PS: Did you ever take that person’s action again?

Tim: No. You don’t want a headache. You’re in this for the money. You’re not in it to expand your business or be the guy around town. It’s strictly a financial thing.

PS: You don’t want to be the enforcer.

Tim: Ehhh, I mean, I’m not getting paid to do that. That’s extra work! It’s supposed to be like very easy side income, you know? …And as I got older, I was like, “I’m not gonna go beat ’em up myself, so why don’t I pay someone else to do it?,” and have them say that it was me?

Why Deal With an Illegal Bookie?

PS: Why do people bet with people like you rather than go to Vegas?

Tim: There are several reasons why. A, they have no access to to place the bet. So it’s convenience. B, I would offer lower juiced lines.

PS: In other words, you bet $107 to get a $100 as opposed to betting $110 to get $100?

Tim: Yes. And some are people who would keep losing to me, so I would cut them discounts, ’cause I feel bad. Also, a lot of people don’t have the money that they’re betting. So, in Vegas, you gotta go put up the cash to make the bet. Other people, they kinda like to make the bet and hope they win, and if they lose, go and scramble and put the money together.

PS: And of course, if you bet illegally, you don’t have to pay taxes.

Tim: No taxes, no.

Why You Shouldn’t Deal With a Bookie…

PS: How is it that, as a bookie, you consistently win? That is, beyond the commission you get on the bets?

Tim: The house always wins unless a home team goes on some run. When I say that, I mean, if I’m goin’ outta New York, if the Knicks won 50 games in a row, and they win the NBA Championship, the bookie would probably lose money. Because all the New Yorkers are betting on their team. Okay?

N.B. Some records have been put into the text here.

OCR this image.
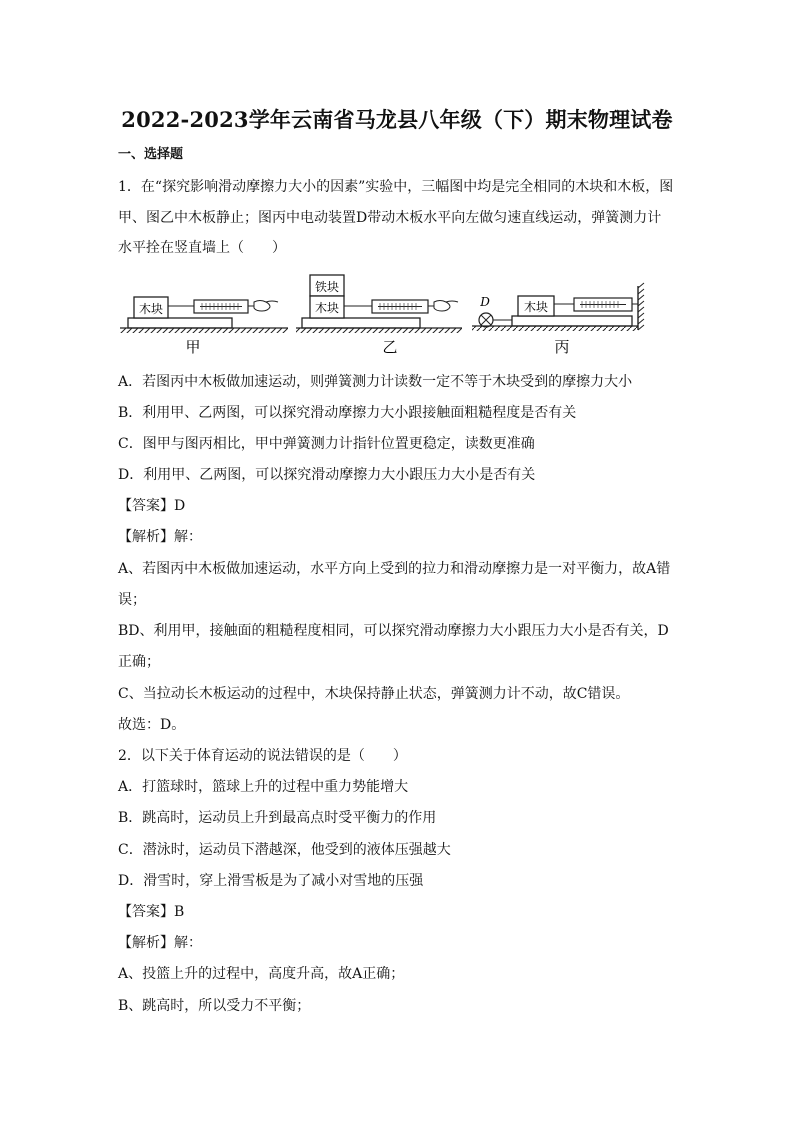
2022-2023学年云南省马龙县八年级（下）期末物理试卷
一、选择题
1．在“探究影响滑动摩擦力大小的因素”实验中，三幅图中均是完全相同的木块和木板，图
甲、图乙中木板静止；图丙中电动装置D带动木板水平向左做匀速直线运动，弹簧测力计
水平拴在竖直墙上（　　）
木块
甲
铁块
木块
乙
D	木块
丙
A．若图丙中木板做加速运动，则弹簧测力计读数一定不等于木块受到的摩擦力大小
B．利用甲、乙两图，可以探究滑动摩擦力大小跟接触面粗糙程度是否有关
C．图甲与图丙相比，甲中弹簧测力计指针位置更稳定，读数更准确
D．利用甲、乙两图，可以探究滑动摩擦力大小跟压力大小是否有关
【答案】D
【解析】解：
A、若图丙中木板做加速运动，水平方向上受到的拉力和滑动摩擦力是一对平衡力，故A错
误；
BD、利用甲，接触面的粗糙程度相同，可以探究滑动摩擦力大小跟压力大小是否有关，D
正确；
C、当拉动长木板运动的过程中，木块保持静止状态，弹簧测力计不动，故C错误。
故选：D。
2．以下关于体育运动的说法错误的是（　　）
A．打篮球时，篮球上升的过程中重力势能增大
B．跳高时，运动员上升到最高点时受平衡力的作用
C．潜泳时，运动员下潜越深，他受到的液体压强越大
D．滑雪时，穿上滑雪板是为了减小对雪地的压强
【答案】B
【解析】解：
A、投篮上升的过程中，高度升高，故A正确；
B、跳高时，所以受力不平衡；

PS: Even though it’s irrational to do so.

Tim: In general, the bookie wins, and Vegas wins because you’re already losing $10 dollars on every $100 bucks you bet.

PS: The bookie’s commission. Aka the juice, or the vig, as it used to be called.

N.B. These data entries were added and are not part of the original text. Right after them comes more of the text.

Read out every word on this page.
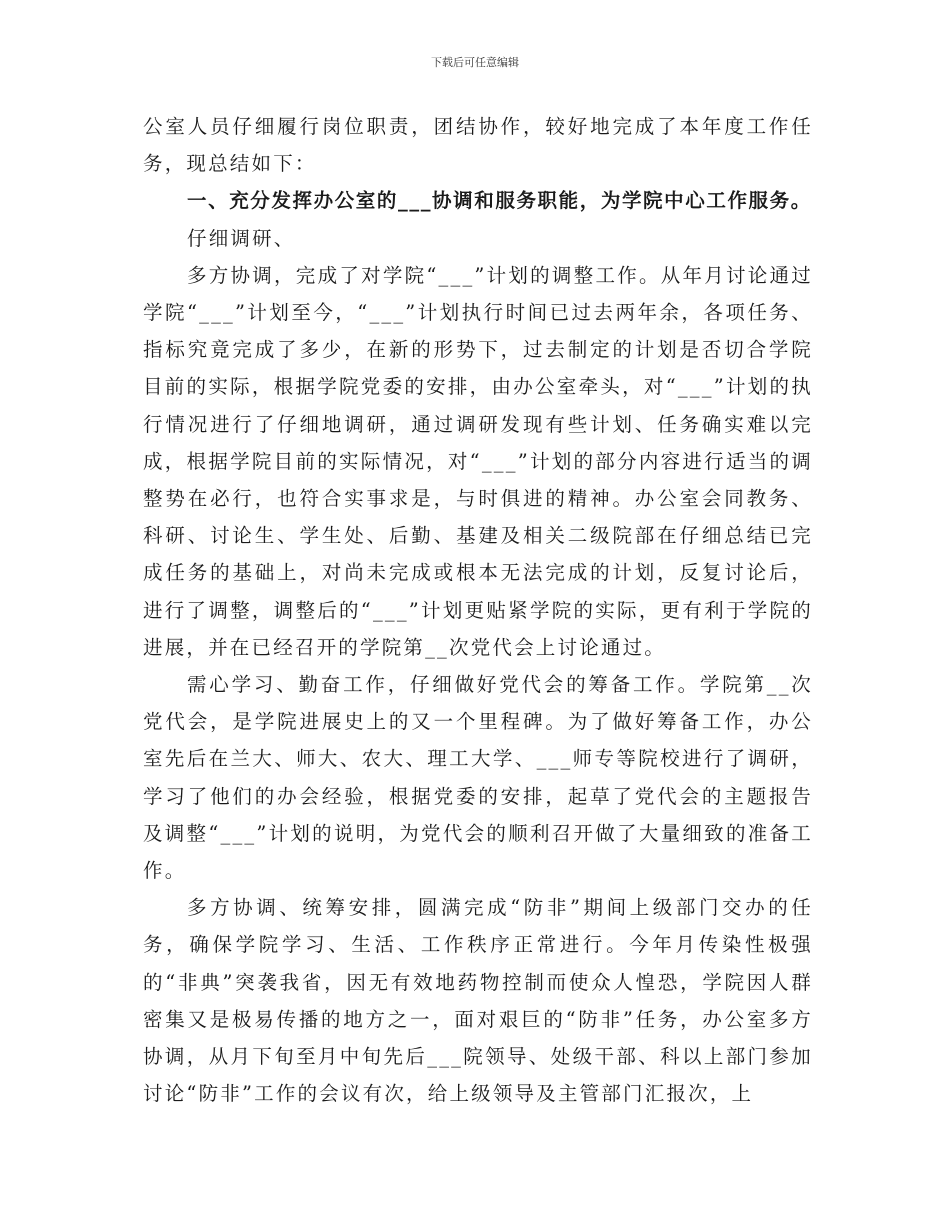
下载后可任意编辑

公室人员仔细履行岗位职责，团结协作，较好地完成了本年度工作任务，现总结如下：

一、充分发挥办公室的___协调和服务职能，为学院中心工作服务。

仔细调研、

多方协调，完成了对学院“___”计划的调整工作。从年月讨论通过学院“___”计划至今，“___”计划执行时间已过去两年余，各项任务、指标究竟完成了多少，在新的形势下，过去制定的计划是否切合学院目前的实际，根据学院党委的安排，由办公室牵头，对“___”计划的执行情况进行了仔细地调研，通过调研发现有些计划、任务确实难以完成，根据学院目前的实际情况，对“___”计划的部分内容进行适当的调整势在必行，也符合实事求是，与时俱进的精神。办公室会同教务、科研、讨论生、学生处、后勤、基建及相关二级院部在仔细总结已完成任务的基础上，对尚未完成或根本无法完成的计划，反复讨论后，进行了调整，调整后的“___”计划更贴紧学院的实际，更有利于学院的进展，并在已经召开的学院第__次党代会上讨论通过。

需心学习、勤奋工作，仔细做好党代会的筹备工作。学院第__次党代会，是学院进展史上的又一个里程碑。为了做好筹备工作，办公室先后在兰大、师大、农大、理工大学、___师专等院校进行了调研，学习了他们的办会经验，根据党委的安排，起草了党代会的主题报告及调整“___”计划的说明，为党代会的顺利召开做了大量细致的准备工作。

多方协调、统筹安排，圆满完成“防非”期间上级部门交办的任务，确保学院学习、生活、工作秩序正常进行。今年月传染性极强的“非典”突袭我省，因无有效地药物控制而使众人惶恐，学院因人群密集又是极易传播的地方之一，面对艰巨的“防非”任务，办公室多方协调，从月下旬至月中旬先后___院领导、处级干部、科以上部门参加讨论“防非”工作的会议有次，给上级领导及主管部门汇报次，上
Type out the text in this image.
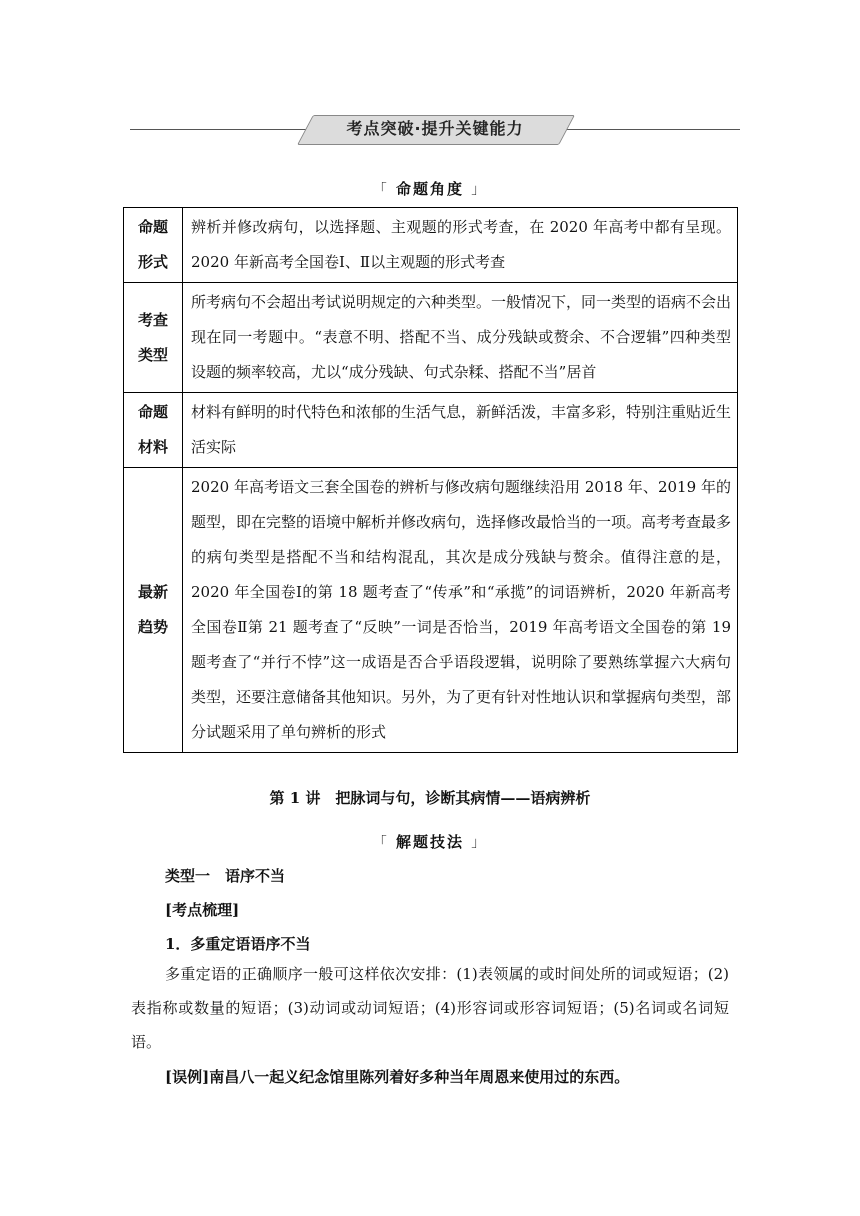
考点突破·提升关键能力
「 命题角度 」
命题
形式	辨析并修改病句，以选择题、主观题的形式考查，在 2020 年高考中都有呈现。2020 年新高考全国卷Ⅰ、Ⅱ以主观题的形式考查

考查
类型	所考病句不会超出考试说明规定的六种类型。一般情况下，同一类型的语病不会出现在同一考题中。“表意不明、搭配不当、成分残缺或赘余、不合逻辑”四种类型设题的频率较高，尤以“成分残缺、句式杂糅、搭配不当”居首

命题
材料	材料有鲜明的时代特色和浓郁的生活气息，新鲜活泼，丰富多彩，特别注重贴近生活实际

最新
趋势	2020 年高考语文三套全国卷的辨析与修改病句题继续沿用 2018 年、2019 年的题型，即在完整的语境中解析并修改病句，选择修改最恰当的一项。高考考查最多的病句类型是搭配不当和结构混乱，其次是成分残缺与赘余。值得注意的是，2020 年全国卷Ⅰ的第 18 题考查了“传承”和“承揽”的词语辨析，2020 年新高考全国卷Ⅱ第 21 题考查了“反映”一词是否恰当，2019 年高考语文全国卷的第 19 题考查了“并行不悖”这一成语是否合乎语段逻辑，说明除了要熟练掌握六大病句类型，还要注意储备其他知识。另外，为了更有针对性地认识和掌握病句类型，部分试题采用了单句辨析的形式
第 1 讲　把脉词与句，诊断其病情——语病辨析
「 解题技法 」
类型一　语序不当
[考点梳理]
1．多重定语语序不当
多重定语的正确顺序一般可这样依次安排：(1)表领属的或时间处所的词或短语；(2)表指称或数量的短语；(3)动词或动词短语；(4)形容词或形容词短语；(5)名词或名词短语。
[误例]南昌八一起义纪念馆里陈列着好多种当年周恩来使用过的东西。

Tim: Also, most people have no self control, and they’re just gonna keep betting and betting and betting on more nonsense, so that commission adds up over time.

Another reason is that the guys making the lines know more about the games than the casual fan. You may think, “Hey, I watch SportsCenter, I know what’s going on, I know who’s gonna win this week.”

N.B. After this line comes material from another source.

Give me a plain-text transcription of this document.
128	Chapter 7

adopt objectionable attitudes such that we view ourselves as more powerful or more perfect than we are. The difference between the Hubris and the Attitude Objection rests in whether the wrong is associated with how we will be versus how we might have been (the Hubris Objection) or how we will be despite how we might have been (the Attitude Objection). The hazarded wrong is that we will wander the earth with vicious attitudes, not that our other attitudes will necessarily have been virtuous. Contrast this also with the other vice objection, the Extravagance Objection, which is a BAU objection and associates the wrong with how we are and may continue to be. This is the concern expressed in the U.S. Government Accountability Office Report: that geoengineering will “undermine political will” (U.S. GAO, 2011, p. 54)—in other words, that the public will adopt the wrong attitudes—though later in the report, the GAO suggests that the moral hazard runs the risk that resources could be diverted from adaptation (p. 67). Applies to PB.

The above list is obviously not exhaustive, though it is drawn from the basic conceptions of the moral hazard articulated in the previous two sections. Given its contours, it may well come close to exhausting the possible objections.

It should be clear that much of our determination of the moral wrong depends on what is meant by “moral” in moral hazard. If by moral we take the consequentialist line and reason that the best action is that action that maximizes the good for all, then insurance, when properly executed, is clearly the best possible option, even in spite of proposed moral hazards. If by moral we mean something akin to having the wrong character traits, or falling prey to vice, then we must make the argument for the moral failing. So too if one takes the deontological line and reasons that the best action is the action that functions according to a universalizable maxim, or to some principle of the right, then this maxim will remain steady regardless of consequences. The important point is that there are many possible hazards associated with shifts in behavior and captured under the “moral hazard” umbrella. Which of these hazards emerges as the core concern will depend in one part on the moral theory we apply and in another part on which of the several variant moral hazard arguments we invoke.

But these guys making the lines – they’re smarter than you, it’s their job, and they’re gonna make it perfect. And there are sometimes lines out there that are called traps. They’re trying to trap you to make the wrong bet.

PS: And so you aren’t just taking the commission. You’re on one side of most bets?

Tim: Yep. Definitely. You’re rooting for the Bills, the Browns, the Jaguars – those, those are your teams.

PS: The underdogs.

Tim: The bad underdogs. Those are the guys that make you the money. You know? You might think of it like guys who are working on the stock market: they know when to lose the stocks. When the stocks go a certain way, they jump on these things. It’s kinda the same principle.

The Patriots versus the Seahawks?

PS: Well, Sunday is going to be the Superbowl.

Tim: People are gonna bet on the Patriots. People bet on them a lot. For some reason, people don’t like Seattle.

PS: So, then, the house will win, you will win, if Seattle wins?

Tim: I don’t know yet. You don’t know until five minutes before the game starts who exactly you’re rooting for because you might have one guy on your sheet who bets more than everyone else combined. It’s what he bets on.

PS: Ah, because you’ve got to bet on the other side from him?

Tim: Yeah. I kinda like Seattle myself. And I’d probably bet them heavy. So this way, I’m getting the free juice; actually, you’re paying the juice.

PS: So you think Seattle will win on Sunday? Why?

Tim: I feel like since New England got caught cheating — and something always goes wrong in their big games now. They lost to the Giants twice… Something’s off, you know? They just had this little scandal going on —

PS: Not so little.

Tim: Yeah. You’re supposed to be focusing on the preparations for the game, and they’re focusing on how many ounces were in their football. I just. No one gives Seattle any credit. They’re a good football team.

PS: Well, they won the championship last year.

Tim: Yeah, so I don’t know. …I think they’re gonna win again.